Meeting Abstract
S5.3 Wednesday, Jan. 5 At-scale artificial insect wings by microfabrication techniques TANAKA, H*; WOOD, R J; Harvard University; Harvard University tanaka@seas.harvard.edu
Insect wings have complex morphologies such as vein networks and 3-D surface profiles. Since wings lack muscles to actively change the wing shape, these wing structures determine the stiffness and hence the deformations due to fluid and inertial forces experienced during flight. It is reasonable to assume that the insect flight apparatus has evolved to enhance flight performance, but the contributions of these aspects of wing morphology to flight function are still unclear. To explore this question and simultaneously elucidate design principles for robotic insects, we fabricated at-scale artificial insect wings and compared different wing designs using mechanical flappers. Artificial models allow us to study the role of key features in otherwise overly-complicated natural wings and test them under controlled conditions. Technical challenges for fabrication of at-scale wings include the creation of micron-order veins and membranes onto various 3D surface topologies. Artificial wings were realized by a polymer micromolding technique, in which polymer veins and membrane are simultaneously formed with micromolds. The micromolds were created by laser scanning ablation or anisotropic plasma etching.

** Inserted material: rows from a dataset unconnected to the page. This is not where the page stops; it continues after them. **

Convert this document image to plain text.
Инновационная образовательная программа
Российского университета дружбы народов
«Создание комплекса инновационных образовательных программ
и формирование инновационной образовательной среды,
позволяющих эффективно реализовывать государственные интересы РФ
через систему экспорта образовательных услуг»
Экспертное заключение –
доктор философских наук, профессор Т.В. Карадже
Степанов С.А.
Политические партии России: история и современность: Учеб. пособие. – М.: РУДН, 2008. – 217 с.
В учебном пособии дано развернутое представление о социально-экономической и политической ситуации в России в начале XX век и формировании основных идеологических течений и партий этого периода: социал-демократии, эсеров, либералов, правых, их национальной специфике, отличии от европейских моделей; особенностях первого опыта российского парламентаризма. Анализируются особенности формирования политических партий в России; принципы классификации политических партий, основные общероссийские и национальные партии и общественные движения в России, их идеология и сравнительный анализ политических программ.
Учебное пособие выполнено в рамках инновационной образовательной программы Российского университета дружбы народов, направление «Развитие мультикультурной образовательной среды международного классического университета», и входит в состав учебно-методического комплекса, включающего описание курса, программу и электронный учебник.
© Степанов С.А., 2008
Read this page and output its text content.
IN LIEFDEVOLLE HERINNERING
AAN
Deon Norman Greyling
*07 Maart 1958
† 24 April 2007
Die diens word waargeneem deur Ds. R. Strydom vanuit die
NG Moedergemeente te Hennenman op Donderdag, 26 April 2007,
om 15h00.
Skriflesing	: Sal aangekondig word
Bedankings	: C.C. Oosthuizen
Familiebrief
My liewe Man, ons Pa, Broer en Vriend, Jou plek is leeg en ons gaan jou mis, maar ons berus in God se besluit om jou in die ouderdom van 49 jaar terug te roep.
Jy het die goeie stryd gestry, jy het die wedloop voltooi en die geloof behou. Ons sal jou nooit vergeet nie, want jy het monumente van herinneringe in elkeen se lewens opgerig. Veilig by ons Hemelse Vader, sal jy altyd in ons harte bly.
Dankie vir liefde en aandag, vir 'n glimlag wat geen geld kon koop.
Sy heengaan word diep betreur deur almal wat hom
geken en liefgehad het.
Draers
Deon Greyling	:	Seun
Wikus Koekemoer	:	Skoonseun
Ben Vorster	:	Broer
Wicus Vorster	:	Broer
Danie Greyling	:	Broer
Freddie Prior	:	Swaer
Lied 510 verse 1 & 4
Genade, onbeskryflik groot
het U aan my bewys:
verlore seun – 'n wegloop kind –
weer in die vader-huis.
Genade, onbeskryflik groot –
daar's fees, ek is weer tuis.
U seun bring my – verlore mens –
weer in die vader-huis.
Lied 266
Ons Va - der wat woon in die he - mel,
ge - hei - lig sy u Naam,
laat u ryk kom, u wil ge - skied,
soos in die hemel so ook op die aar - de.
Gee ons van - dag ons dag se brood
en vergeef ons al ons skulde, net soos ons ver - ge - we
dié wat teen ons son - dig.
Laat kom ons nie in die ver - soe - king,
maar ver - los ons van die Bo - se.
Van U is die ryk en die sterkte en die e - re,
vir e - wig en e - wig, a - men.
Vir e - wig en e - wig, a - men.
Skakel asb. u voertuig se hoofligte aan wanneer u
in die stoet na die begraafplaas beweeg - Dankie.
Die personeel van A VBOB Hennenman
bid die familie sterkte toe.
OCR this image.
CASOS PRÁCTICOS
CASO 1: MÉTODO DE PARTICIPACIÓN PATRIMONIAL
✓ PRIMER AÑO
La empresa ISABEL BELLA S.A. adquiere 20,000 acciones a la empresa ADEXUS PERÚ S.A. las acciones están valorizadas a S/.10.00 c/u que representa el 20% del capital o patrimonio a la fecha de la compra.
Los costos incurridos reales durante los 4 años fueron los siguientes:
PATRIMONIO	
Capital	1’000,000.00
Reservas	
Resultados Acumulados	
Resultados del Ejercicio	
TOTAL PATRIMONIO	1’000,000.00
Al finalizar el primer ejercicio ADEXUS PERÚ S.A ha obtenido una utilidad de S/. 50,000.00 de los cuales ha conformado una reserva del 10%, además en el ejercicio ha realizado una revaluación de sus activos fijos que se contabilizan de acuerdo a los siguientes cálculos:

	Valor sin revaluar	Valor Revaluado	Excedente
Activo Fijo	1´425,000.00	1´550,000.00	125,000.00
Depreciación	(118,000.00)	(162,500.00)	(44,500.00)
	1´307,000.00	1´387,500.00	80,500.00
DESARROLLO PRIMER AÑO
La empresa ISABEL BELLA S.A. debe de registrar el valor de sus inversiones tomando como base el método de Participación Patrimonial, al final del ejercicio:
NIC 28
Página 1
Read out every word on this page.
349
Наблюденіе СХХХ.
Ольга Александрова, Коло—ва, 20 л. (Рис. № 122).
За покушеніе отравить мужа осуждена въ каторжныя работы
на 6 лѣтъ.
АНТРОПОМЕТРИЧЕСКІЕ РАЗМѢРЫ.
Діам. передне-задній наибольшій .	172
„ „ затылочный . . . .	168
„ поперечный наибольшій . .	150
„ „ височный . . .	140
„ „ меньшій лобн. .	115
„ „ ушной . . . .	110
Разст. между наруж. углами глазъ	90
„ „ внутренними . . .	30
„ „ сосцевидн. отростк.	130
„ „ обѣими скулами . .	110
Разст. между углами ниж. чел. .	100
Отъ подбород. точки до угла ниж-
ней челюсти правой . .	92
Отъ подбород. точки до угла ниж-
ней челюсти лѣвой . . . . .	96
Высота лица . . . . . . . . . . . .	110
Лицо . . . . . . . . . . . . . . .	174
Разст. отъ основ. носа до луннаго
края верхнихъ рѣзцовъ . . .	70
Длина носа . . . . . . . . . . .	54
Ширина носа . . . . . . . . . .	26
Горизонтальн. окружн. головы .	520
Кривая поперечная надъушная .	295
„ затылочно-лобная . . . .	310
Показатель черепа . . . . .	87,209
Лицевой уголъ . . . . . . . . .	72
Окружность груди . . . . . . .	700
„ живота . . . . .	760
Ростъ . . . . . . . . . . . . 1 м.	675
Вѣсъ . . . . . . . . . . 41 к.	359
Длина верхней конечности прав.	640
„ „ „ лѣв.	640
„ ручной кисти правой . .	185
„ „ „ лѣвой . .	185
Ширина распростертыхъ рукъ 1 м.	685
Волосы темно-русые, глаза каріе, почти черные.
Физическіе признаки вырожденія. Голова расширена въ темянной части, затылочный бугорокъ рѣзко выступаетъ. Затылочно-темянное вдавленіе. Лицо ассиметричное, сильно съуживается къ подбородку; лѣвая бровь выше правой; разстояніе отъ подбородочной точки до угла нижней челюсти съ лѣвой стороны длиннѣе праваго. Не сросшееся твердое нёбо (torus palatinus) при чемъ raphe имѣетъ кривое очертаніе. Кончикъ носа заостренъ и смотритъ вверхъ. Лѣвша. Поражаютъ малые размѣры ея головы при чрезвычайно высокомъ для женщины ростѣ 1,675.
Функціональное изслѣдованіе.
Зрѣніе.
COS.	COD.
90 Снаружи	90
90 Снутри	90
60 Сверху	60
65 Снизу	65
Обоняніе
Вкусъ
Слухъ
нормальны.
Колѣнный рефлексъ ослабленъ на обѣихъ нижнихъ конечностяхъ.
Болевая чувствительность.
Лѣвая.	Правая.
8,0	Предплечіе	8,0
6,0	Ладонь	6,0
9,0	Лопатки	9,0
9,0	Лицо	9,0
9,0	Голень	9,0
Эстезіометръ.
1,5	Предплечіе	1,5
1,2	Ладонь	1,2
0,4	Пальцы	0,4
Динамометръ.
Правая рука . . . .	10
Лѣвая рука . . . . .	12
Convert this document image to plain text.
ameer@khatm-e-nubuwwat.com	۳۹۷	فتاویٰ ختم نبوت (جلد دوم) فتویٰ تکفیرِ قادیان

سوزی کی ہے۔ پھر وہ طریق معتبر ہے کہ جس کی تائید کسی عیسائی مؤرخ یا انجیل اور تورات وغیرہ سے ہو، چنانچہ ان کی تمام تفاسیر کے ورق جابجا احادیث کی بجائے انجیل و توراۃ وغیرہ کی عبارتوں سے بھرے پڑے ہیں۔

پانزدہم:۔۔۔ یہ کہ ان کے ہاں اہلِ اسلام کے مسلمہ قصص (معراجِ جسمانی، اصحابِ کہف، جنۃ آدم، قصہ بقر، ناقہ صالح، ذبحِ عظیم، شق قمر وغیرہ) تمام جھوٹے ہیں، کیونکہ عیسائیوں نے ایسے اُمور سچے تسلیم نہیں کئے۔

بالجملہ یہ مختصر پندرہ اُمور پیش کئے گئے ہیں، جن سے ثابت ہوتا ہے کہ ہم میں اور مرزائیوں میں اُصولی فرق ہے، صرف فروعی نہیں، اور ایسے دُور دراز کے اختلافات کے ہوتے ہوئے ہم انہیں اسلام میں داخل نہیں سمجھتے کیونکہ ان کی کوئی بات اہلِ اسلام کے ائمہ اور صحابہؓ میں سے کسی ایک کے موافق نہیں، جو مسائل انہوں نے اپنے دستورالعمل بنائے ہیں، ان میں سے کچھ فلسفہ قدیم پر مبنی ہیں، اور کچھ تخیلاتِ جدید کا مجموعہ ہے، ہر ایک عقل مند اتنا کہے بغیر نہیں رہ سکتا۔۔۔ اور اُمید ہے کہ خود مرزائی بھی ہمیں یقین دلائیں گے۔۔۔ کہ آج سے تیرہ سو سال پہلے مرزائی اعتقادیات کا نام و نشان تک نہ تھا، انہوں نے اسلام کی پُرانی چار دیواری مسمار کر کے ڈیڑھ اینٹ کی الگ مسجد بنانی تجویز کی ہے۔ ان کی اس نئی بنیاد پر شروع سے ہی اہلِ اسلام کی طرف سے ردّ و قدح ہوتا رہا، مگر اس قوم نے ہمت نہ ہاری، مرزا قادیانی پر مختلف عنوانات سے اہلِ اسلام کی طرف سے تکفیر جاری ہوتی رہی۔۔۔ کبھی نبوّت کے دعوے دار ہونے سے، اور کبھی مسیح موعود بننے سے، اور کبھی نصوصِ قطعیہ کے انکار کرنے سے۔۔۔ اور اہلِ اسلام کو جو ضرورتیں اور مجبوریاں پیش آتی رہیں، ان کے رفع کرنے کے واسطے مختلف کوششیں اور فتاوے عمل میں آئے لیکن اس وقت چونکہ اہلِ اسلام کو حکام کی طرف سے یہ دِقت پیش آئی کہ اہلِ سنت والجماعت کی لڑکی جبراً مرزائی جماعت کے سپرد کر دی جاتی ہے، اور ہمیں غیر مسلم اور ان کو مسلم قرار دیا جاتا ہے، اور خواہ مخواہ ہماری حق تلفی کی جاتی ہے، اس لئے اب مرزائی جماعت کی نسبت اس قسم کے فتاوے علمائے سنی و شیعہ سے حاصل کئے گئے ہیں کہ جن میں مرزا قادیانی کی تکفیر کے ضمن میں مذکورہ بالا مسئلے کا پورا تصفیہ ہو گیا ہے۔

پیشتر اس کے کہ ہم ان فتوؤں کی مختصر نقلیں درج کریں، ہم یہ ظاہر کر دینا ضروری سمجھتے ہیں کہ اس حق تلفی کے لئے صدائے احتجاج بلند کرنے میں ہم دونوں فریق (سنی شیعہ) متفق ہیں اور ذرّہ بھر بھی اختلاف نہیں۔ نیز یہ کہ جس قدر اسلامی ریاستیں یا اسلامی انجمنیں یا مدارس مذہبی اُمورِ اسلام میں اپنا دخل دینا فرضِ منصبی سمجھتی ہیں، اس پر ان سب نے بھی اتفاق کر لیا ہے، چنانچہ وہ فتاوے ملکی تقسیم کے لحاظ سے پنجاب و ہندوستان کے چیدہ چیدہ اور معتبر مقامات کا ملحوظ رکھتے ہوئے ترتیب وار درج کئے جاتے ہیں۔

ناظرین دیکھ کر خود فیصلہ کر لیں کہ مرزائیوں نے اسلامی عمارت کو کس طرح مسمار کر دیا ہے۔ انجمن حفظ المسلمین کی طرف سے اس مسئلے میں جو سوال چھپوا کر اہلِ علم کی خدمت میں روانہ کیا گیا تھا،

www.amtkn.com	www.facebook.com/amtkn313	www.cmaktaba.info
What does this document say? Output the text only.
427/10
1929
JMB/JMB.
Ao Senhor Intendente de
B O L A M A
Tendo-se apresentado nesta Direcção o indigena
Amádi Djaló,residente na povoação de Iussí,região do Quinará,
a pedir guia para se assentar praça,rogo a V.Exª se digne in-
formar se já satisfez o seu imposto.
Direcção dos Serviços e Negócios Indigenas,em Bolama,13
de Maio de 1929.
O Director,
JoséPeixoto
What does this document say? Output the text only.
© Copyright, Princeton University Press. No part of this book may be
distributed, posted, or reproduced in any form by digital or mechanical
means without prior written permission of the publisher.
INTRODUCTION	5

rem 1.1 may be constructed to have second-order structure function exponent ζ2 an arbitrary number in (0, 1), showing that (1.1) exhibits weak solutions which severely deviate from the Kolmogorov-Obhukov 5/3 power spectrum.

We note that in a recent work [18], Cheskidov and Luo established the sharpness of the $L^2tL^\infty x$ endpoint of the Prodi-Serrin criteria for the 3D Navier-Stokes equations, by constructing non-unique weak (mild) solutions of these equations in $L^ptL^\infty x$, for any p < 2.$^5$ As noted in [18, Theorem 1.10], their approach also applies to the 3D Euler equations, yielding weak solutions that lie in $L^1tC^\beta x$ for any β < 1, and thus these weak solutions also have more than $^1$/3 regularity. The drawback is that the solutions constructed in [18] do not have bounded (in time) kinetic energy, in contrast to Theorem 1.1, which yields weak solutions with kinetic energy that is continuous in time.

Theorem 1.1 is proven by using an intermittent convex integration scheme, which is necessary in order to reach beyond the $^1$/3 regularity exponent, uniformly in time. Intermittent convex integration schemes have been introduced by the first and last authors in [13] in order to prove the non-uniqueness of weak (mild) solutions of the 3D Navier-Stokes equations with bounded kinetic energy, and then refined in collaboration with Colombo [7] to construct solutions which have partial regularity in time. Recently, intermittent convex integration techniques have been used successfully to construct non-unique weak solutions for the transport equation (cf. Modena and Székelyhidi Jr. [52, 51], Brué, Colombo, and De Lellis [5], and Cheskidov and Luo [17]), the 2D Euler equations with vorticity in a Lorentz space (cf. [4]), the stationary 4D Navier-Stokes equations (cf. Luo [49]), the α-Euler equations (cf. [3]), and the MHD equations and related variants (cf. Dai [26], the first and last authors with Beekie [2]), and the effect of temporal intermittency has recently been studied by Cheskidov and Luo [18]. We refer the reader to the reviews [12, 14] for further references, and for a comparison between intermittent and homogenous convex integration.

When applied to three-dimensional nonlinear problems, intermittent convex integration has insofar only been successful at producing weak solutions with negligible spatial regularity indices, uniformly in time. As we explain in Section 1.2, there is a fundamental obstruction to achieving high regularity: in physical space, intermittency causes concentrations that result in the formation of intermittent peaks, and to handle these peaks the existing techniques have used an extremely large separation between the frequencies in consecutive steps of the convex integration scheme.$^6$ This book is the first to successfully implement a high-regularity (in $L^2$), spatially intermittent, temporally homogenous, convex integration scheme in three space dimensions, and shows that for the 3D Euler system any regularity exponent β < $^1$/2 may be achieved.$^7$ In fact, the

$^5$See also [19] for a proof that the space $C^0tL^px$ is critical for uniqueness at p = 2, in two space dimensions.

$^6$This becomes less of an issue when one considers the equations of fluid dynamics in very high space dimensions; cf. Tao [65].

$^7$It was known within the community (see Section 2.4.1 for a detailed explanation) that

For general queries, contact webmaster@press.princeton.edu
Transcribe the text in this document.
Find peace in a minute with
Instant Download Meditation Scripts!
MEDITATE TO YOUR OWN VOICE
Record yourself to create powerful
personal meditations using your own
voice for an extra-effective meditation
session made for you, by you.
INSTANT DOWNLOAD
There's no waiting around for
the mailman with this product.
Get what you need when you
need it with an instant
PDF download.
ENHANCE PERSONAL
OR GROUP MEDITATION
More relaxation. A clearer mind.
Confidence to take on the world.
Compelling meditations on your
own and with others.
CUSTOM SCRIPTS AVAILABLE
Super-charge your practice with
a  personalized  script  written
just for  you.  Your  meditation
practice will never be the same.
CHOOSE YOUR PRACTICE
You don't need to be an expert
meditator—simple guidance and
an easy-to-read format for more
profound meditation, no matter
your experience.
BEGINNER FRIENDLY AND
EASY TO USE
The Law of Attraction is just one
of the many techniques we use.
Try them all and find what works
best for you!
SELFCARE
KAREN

In this talk, two examples of fabrication and experiments using artificial insect wings, mimicking a hoverfly and swallowtail butterfly, will be demonstrated. For the swallowtail butterfly, the effect of venation on flight performance was investigated using a flight-worthy flapping-wing robot. For the hoverfly, the effect of 3-D corrugation on stiffness and the resulting deformation was examined using a tethered flapper.